Outside of Queens, as a young adult, Razia is defined by her romantic relationships. She substitutes the comforts of home with men, women, or drugs. She isn’t fortunate in the affections of men. Through a series of boyfriends, she travels the breadth of the United States—New York City to San Francisco and back to the Atlantic coast. Her first relationship after refusing the arranged marriage begins well enough; Razia and Eric escape the tumults of their respective homes, but their relationship deteriorates as they fail to hold jobs and as Eric becomes volatile and belligerent. Razia realizes the world she inherited is not fatalistic; she decides hunger and escape are more agreeable than abuse.

Razia is thirty or near thirty before she meets Ravi, a man she believes she can love despite his inability to always please her sexually. He is “on loan” from India, a decade-long student with a visa. He is heavy, hairy, and can answer questions with encyclopedic diction; he and Razia also share the same political views and maintain a moderate respect for their parents’ religion. During a sleepover at a mutual friend’s, Razia says Ravi looks good, even in traditional Muslim sleepwear. Ravi reminds Razia of her father and uncles, she confesses. Her childhood home is always on her mind, and Rehman’s writing makes the ugly, tan brick under the railroad tracks tangible upon utterance.

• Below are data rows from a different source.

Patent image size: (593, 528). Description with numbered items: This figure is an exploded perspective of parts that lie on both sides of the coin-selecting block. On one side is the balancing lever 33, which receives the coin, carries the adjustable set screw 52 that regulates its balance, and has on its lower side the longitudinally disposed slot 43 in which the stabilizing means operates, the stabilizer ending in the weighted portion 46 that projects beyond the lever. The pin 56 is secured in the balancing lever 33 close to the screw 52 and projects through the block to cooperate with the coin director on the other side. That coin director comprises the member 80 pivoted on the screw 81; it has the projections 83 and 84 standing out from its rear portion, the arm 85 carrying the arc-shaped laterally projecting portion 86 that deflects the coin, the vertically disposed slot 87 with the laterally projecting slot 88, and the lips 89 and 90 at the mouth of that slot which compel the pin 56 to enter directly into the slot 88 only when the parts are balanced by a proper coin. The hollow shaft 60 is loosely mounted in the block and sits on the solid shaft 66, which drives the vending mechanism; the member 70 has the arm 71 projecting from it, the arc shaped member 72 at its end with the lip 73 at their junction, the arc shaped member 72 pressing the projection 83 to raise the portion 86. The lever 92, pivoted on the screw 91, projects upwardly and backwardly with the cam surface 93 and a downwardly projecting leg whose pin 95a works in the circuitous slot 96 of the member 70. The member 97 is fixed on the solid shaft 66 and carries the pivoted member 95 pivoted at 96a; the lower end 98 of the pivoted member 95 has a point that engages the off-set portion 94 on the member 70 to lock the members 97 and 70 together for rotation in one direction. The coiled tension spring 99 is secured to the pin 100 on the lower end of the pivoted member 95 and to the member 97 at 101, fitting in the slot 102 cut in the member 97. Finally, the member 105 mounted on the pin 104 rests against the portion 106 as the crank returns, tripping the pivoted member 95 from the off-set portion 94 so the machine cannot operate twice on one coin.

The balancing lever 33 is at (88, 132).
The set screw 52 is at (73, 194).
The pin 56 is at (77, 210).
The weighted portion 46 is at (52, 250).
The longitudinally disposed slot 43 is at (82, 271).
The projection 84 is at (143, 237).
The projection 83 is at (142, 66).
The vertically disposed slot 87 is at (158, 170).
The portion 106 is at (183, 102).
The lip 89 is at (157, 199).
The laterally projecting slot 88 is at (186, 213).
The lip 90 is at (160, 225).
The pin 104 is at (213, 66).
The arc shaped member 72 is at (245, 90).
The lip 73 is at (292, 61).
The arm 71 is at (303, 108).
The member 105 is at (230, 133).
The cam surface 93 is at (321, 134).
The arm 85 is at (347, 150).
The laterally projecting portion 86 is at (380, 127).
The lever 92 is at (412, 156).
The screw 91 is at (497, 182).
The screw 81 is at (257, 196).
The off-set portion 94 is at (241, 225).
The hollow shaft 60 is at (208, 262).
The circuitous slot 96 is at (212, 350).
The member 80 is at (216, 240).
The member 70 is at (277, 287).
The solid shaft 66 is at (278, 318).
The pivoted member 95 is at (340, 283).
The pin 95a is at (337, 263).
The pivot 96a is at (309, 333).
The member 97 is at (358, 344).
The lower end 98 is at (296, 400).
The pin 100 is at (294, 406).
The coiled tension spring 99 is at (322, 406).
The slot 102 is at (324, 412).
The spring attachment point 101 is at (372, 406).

Finally, their relationship plateaus. Ravi explains he wants to see other women before he leaves the United States, but Razia wants them to be exclusive. She has, at last, found something she has been looking for. The moment has potential for derivative melodrama, but Rehman delivers the two lovers from each other with cool, comedic, and empathic dialogue. At every turn, there is an appraisal and a concession. Razia has to run shorter and shorter distances.

Razia eventually returns to New York, but not to the mythologized neighborhood she loves. She learns there are degrees of separation, and decides for herself how close she must be to her family and where she grew up. She will not agree to an arranged marriage, but to a truce, to the small comforts of conditional love. Razia’s home is as constant as the North Star. On clouded nights, when the oldest navigational tool is rendered useless, will we circle around it, lost, or stoop to build our fire.

Bushra Rehman, Corona. Sibling Rivalry Press, 2013: $14.95

***

J. Andrew Goodman is a recent MFA graduate from Murray State University and an intern for the independent literary publisher, White Pine Press. He currently lives and works in Louisville, Kentucky.